MY STORY

January 2014

Anxiety PictogramI come from a family with a long, sad history of depression, bi-polar disorder, anxiety disorder, narcissistic personality disorder, alcoholism and abuse.  I experienced my first major depression and panic attacks when I was 19. I have also been diagnosed with bipolar disorder and PTSD. I developed fibromyalgia (like many trauma survivors) which became very bad and has stayed that way for a long time. Aside from being very painful, it brought with it permanent debilitating sleep disorders. I have had a very tough time getting through school and earning a living. I have been living on disability for over ten years.

On top of the mood disorders that came down to me genetically through the family tree was laid the burden of serious emotional abuse by a raging, mentally ill, alcoholic father and the criticism and demands of a perfectionistic, controlling mother.  She had an idea in her head of who I was supposed to be and never let reality or compassion get in the way. She was also unwilling to protect her children or herself from my father’s daily outpouring of rage, humiliation and delusional behavior.

Despite growing up in an emotional war zone I accomplished a lot. This was never acknowledged. Oddly, this became a source of strength for me. I was constantly being belittled at home (which took a terrible toll), but that contrasted so sharply with the rest of my life that at some point in my teens I just stopped believing them.
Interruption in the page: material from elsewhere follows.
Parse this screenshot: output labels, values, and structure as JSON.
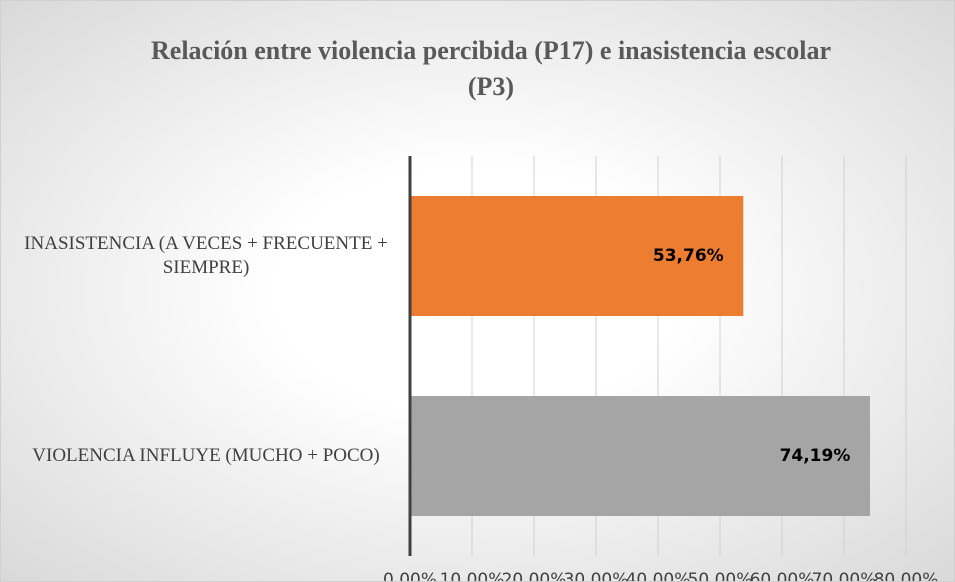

Unfortunately, the anger and criticism continued and I never received any family support to help me deal with my mental health problems.  To my parents, my illness was just another vulnerability that could be exploited. My three younger brothers see my mental health problems as a moral failure, a fraud, and a direct criticism of them. This kind of rejection or backlash is common in families with abuse. Unable to tolerate their hostility, I broke off all contact with them several years ago (in my late fifties).

My art and photography have helped me deal with conflict in the family and my own illness. Often I can use an element of humor in the mix. Looking at the work on this page will give you an idea of some of the problems I deal with every day as well as some of the feelings I have about the way I have been treated. I hope that you will be able to find something here that gives you support in your own struggles or just makes you laugh.

D.M.

More information
Recognizing Emotional Abuse: A factsheet from Prevent Child Abuse New York (PDF file, 80kb)

12 thoughts on “MY STORY

  1. I love them. Favorite is probably “just pretend everything’s okay”. I find this depiction of the situation perfect somehow.

    Only person I know (knew) with fm is probably still in denial about how psycho her mom is, which I understand. I was in denial for a long time too. But it hurts to watch, so I don’t.

  2. Thanks so much for your thoughts. It’s difficult indeed to watch others suffer with this stuff. The only way I’ve ever been able to make any progress is by ‘keeping the focus on myself’.

  3. Wow, Dan. Your art continues to be great and gets better and better. Having known you “back when,” but in many ways not closely, it’s hard to believe you were suffering through all this at the time. Just crushing. It’s “cute” that you stopped believing them and unbelievably lucky. Most people believe all kinds of nonsense about themselves forever and the outside world never breaks through the induced delusion. It’s one bit of seriously good luck amidst all of this horror. Don’t know if it works for you or is tantamount to somehow “giving away” your work, but would love to post some of what I see here on my FB page just because it’s so provoking. Let me know when you can and care to.

    An old friend, Peter Schwartz

    P.S. Biggest most recent news is that I suddenly picked up a desire to learn the trumpet. So I bought an old one for $30 and am more or less trying to teach myself. Wow. Difficult instrument. Best to you always, my friend. I don’t speak with Adler much these days, but when we do, we always speak of you fondly.